Onlangs heeft de lokale staf van de Surinaamse ambassade in Jakarta een brief gestuurd naar minister van Winston Lackin van Buitenlandse Zaken, waarin ze haar misnoegen uit over de onheuse behandeling die zij ervaren onder leiding van ambassadeur Amina Pardi en de overige Surinaamse diplomaten. Naar aanleiding daarvan is er ook een reactie gekomen van de minister van buitenlandse zaken van Indonesië. Uit de brief kan gehaald worden dat de Surinaamse ambassade in Jakarta haar immuniteit en privileges op spel heeft gezet door de wijze waarop zij het lokaal personeel behandelt. Het gaat in deze om de secretaris/administratieve medewerker, een protocol medewerker, een bode/chauffeur en een schoonmaker.

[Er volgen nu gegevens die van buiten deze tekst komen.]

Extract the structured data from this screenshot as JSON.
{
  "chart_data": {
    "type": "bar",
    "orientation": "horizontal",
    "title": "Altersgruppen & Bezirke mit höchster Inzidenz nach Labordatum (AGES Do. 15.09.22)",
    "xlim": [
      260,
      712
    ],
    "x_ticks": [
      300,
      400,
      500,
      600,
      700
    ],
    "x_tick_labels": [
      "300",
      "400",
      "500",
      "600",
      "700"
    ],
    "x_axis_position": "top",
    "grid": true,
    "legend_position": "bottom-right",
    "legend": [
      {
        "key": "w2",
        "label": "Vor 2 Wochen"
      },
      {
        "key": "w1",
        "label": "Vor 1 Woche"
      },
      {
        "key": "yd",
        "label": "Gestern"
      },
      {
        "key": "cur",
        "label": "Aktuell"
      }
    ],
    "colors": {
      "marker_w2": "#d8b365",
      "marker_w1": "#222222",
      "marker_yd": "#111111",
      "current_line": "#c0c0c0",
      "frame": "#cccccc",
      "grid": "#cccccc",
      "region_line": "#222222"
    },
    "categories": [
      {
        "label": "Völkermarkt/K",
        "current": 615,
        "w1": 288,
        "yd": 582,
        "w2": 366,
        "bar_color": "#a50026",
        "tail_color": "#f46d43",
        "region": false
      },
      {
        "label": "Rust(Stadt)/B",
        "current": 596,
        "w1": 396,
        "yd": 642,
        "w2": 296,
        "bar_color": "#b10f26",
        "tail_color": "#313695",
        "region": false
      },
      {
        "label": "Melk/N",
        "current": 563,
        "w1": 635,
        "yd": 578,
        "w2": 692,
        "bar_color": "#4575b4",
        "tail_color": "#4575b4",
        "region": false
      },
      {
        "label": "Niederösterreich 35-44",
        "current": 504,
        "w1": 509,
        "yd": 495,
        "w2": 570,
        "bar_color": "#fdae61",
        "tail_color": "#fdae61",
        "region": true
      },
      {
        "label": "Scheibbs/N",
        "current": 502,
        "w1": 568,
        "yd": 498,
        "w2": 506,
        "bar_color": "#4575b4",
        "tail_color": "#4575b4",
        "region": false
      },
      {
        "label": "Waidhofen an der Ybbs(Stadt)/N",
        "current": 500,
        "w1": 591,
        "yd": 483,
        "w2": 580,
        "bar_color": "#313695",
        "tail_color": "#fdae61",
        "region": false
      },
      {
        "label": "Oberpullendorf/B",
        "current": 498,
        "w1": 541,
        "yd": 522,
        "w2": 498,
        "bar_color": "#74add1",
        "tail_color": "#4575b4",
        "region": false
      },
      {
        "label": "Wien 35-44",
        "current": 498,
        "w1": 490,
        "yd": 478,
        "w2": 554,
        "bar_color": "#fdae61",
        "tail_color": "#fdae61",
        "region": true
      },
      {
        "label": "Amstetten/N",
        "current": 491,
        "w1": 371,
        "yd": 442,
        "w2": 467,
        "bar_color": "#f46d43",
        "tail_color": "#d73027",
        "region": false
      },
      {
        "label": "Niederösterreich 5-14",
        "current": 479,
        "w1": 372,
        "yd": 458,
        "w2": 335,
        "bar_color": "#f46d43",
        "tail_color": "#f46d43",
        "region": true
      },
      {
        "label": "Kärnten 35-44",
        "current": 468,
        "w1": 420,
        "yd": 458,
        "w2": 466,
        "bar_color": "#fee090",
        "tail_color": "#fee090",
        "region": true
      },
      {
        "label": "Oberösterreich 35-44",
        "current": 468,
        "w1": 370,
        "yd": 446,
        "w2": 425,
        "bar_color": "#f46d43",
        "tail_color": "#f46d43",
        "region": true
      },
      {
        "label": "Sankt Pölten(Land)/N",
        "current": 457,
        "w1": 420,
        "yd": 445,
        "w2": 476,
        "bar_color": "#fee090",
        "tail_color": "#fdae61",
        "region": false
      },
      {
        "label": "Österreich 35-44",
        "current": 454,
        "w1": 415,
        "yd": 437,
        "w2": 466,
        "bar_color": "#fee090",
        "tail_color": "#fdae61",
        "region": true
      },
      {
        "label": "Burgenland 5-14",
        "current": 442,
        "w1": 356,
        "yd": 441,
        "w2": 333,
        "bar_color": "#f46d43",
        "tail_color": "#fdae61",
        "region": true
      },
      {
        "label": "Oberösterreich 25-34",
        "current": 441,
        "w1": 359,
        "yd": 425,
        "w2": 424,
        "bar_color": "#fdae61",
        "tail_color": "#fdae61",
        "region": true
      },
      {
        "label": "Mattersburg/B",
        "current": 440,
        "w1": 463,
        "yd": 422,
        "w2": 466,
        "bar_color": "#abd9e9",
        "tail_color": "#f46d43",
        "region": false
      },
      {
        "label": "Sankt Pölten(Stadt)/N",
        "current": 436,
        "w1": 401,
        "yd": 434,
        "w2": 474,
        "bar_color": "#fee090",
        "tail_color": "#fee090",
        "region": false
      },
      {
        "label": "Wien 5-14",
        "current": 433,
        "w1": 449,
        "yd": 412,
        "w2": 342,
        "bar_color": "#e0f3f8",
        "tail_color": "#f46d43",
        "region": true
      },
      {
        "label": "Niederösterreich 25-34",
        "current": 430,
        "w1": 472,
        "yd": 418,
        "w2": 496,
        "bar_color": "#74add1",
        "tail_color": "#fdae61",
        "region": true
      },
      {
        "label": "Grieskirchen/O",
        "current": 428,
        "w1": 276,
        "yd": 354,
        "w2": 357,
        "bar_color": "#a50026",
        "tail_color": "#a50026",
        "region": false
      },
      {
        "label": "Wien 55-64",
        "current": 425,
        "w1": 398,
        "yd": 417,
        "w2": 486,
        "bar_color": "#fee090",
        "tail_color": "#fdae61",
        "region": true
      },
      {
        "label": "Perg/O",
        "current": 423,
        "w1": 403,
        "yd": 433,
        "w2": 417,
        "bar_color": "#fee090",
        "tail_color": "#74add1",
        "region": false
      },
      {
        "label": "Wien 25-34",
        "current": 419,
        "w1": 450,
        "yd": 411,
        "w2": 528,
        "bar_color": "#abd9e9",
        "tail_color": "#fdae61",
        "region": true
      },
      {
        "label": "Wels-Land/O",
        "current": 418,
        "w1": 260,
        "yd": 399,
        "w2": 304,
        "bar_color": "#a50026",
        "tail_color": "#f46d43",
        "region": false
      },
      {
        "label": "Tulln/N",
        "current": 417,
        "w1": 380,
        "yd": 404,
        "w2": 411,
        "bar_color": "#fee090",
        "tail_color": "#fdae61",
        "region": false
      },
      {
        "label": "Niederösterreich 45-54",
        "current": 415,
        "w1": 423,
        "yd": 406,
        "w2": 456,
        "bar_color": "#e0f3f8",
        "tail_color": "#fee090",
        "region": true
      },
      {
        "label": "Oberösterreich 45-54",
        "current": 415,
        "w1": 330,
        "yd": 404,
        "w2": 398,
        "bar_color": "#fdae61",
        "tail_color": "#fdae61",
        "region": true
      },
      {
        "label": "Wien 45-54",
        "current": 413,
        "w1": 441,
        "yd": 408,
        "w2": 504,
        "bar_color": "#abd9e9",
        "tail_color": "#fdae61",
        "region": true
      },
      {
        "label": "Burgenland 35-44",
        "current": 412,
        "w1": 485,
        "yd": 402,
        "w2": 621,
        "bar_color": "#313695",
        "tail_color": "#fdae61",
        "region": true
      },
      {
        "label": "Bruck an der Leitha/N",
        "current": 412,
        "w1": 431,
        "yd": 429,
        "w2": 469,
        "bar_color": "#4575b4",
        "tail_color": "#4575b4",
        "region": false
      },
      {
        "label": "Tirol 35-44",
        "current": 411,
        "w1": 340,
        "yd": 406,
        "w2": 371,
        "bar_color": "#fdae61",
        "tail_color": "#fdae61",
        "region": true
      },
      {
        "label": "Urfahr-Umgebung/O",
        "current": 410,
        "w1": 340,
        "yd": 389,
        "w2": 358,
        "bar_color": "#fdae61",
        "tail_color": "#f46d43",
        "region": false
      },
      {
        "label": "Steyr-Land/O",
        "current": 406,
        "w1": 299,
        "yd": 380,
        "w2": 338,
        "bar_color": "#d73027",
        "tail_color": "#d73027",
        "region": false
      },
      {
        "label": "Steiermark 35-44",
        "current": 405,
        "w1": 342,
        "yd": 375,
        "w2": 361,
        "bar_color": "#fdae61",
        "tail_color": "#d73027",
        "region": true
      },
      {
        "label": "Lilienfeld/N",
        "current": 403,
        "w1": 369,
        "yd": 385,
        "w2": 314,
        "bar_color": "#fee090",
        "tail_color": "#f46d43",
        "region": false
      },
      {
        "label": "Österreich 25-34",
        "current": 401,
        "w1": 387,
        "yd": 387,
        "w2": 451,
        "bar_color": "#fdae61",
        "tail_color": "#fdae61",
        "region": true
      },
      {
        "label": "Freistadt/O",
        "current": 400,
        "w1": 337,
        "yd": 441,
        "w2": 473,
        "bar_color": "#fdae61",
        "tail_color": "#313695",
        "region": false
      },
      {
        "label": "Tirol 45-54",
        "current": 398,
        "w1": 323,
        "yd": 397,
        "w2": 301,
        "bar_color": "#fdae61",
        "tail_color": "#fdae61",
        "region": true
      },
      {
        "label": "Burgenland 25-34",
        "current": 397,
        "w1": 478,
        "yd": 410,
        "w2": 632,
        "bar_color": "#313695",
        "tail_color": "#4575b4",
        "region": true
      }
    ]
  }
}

In het schrijven dienen zij een formele klacht in tegen ambassadeur Pardi. Zij wordt verweten tegen de arbeidswetgeving van Indonesië te handelen, waarbij er geen schriftelijke contracten dan wel verlengingen aan de staf is aangeboden. Er is in strijd met de wetgeving ook geen sociale verzekering voor hen afgesloten. De staf krijgt ook geen overwerkvergoeding uitbetaald. Daarnaast geeft het personeel aan dat zij sedert 2009 geen loonsverhoging heeft ontvangen. In het schrijven is ook opgenomen dat ambassadeur Pardi sedert 2012 op deze zaken is gewezen, echter heeft zij nimmer gereageerd. Het personeel heeft inmiddels uit krantenberichten vernomen dat de ambassadeur in 2014 vertrekt. Zij hopen door middel van deze klacht dat de ambassadeur alsnog haar verantwoordelijkheid oppakt en nog voor vertrek uit Indonesië haar nalatigheid goedmaakt.
Imagoschade voor Suriname
Dit is het tweede schandaal binnen korte tijd. Eerder is bekend geworden dat de Surinaamse ambassade in India ook voor de high court in Delhi is gedagvaard. Ook hier betreft het de wijze waarop de ambassadeur, Ashna Kanhai, het lokaal personeel behandelt. Beide situaties geven aan dat de ambassadeurs Pardi en Kanhai blijk hebben gegeven van grove miskenning van de rechten van het lokaal aangetrokken personeel. In de brief geeft het ministerie van buitenlandse zaken van Indonesië aan dat de botsing tussen de ambassade en het lokaal personeel te wijten is aan ‘dubbelzinnigheid’ van werkende staat tussen twee partijen. Verder zijn ze tot de conclusie gekomen dat het diplomatiek korps in strijd met het burgerlijk recht van dat land heeft gehandeld. Verder staat in de brief dat het schenden van het burgerlijk recht erin heeft geresulteerd dat de ambassade niet langer beschikt over de absolute immuniteit voor wat betreft de arbeidsvraagstukken. De redactie heeft getracht een reactie te krijgen van het ministerie van Buitenlandse Zaken hier. Echter is de minister uitlandig en een van de medewerkers wist de krant te vertellen dat zij niet bekend zijn met een soortgelijke brief.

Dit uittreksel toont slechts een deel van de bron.